With my still fresh memories of what went through my head while advocating these beliefs, in the next section I would like to try to describe my experiences from the time of the liberal-feminist perspective. In the final part, I explain why I changed my posture and how it came about.

The liberal-intersectional feminist mentality

Empowered by choice (options)

All decisions are good and right as long as you choose them. Agency is the most important. We must never question another person's decisions. We will defend to the death the inalienable right of every person to make their / his / her own decisions and condemn anyone who undertakes to analyze these decisions in a larger context. As women, any choice we make is a femininist choice by default, provided we are women and choose. Consequently, wearing stilettos or being a "sex worker" is feminist [Quotation marks from troublemakers] to become. Anyone who undertakes to discuss the bigger picture must be silenced in order to defend individual choices.

Because all decisions are good and feminist, I am infallible in everything, it doesn't matter what I choose. It is my right and no one can take it from me. It is personally empowering and defensible.


Everyone has the right to identify themselves and no one has the right to question another person's identity. Identity is innate and internal; it cannot be changed.
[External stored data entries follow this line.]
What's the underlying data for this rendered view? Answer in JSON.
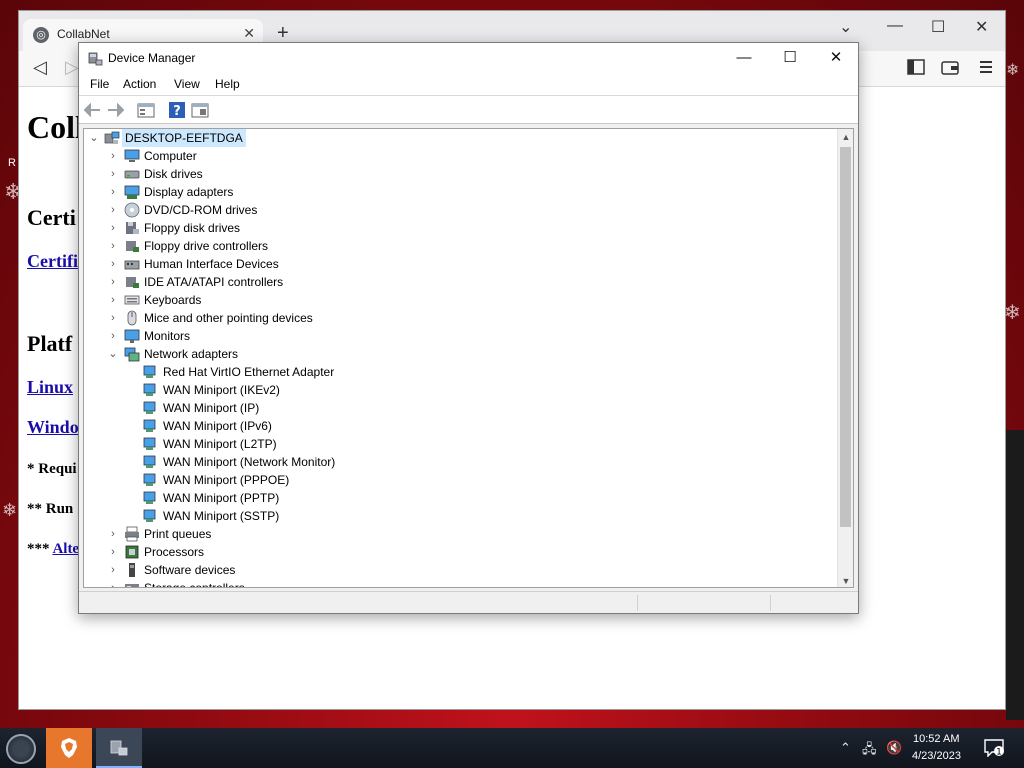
{
  "browser": {
    "tab_title": "CollabNet",
    "page": {
      "heading": "Coll",
      "section_certi": "Certi",
      "link_certi": "Certifi",
      "section_platf": "Platf",
      "link_linux": "Linux",
      "link_windo": "Windo",
      "note_requi": "* Requi",
      "note_run": "** Run",
      "note_alte_prefix": "*** ",
      "note_alte_link": "Alte"
    },
    "side_fragment": "R"
  },
  "device_manager": {
    "title": "Device Manager",
    "menu": [
      "File",
      "Action",
      "View",
      "Help"
    ],
    "root": "DESKTOP-EEFTDGA",
    "categories": [
      {
        "label": "Computer",
        "icon": "computer-icon",
        "expanded": false
      },
      {
        "label": "Disk drives",
        "icon": "disk-drive-icon",
        "expanded": false
      },
      {
        "label": "Display adapters",
        "icon": "display-adapter-icon",
        "expanded": false
      },
      {
        "label": "DVD/CD-ROM drives",
        "icon": "dvd-icon",
        "expanded": false
      },
      {
        "label": "Floppy disk drives",
        "icon": "floppy-icon",
        "expanded": false
      },
      {
        "label": "Floppy drive controllers",
        "icon": "controller-icon",
        "expanded": false
      },
      {
        "label": "Human Interface Devices",
        "icon": "hid-icon",
        "expanded": false
      },
      {
        "label": "IDE ATA/ATAPI controllers",
        "icon": "controller-icon",
        "expanded": false
      },
      {
        "label": "Keyboards",
        "icon": "keyboard-icon",
        "expanded": false
      },
      {
        "label": "Mice and other pointing devices",
        "icon": "mouse-icon",
        "expanded": false
      },
      {
        "label": "Monitors",
        "icon": "monitor-icon",
        "expanded": false
      },
      {
        "label": "Network adapters",
        "icon": "network-icon",
        "expanded": true
      }
    ],
    "network_children": [
      "Red Hat VirtIO Ethernet Adapter",
      "WAN Miniport (IKEv2)",
      "WAN Miniport (IP)",
      "WAN Miniport (IPv6)",
      "WAN Miniport (L2TP)",
      "WAN Miniport (Network Monitor)",
      "WAN Miniport (PPPOE)",
      "WAN Miniport (PPTP)",
      "WAN Miniport (SSTP)"
    ],
    "after_categories": [
      {
        "label": "Print queues",
        "icon": "printer-icon"
      },
      {
        "label": "Processors",
        "icon": "processor-icon"
      },
      {
        "label": "Software devices",
        "icon": "software-device-icon"
      },
      {
        "label": "Storage controllers",
        "icon": "storage-controller-icon"
      }
    ]
  },
  "taskbar": {
    "time": "10:52 AM",
    "date": "4/23/2023",
    "notification_count": "1"
  },
  "colors": {
    "selection": "#cce8ff",
    "link": "#1a0dab",
    "brave": "#e8772e"
  }
}
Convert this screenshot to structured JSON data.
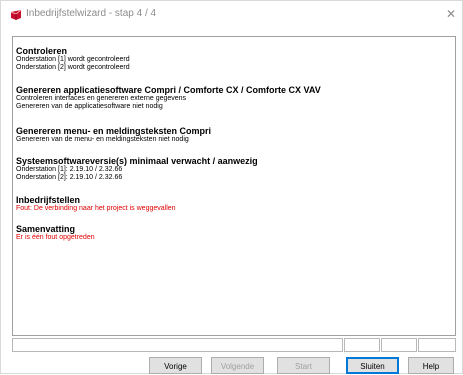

Identity is what you really are and always have been; it is immutable. Questioning someone's identity is unacceptable. Identities need to be accepted, believed and affirmed by everyone. Someone who dares to do the opposite is booed unquestionably. I am whatever I claim to be. I am alone the way I feel Everyone has to accept me. I feel empowered.

Privilege and Privilege Check

There is a huge and complex system of privileges. We are all privileged in certain areas and not in others. It is up to each person to recognize their own privileges and to demand that the privileges of others be checked. The privileged must never question the less privileged. For example, a white woman should never question a black woman's experiences and decisions. Privileges include - but are not limited to: male privilege, white privilege, Thin-Privileged (privilege to be thin), Able- Privilege (the privilege not to be affected by a disability / illness), economic privilege and: Cis privilege (the privilege of the agreement of biological and socially constructed sex (Gender).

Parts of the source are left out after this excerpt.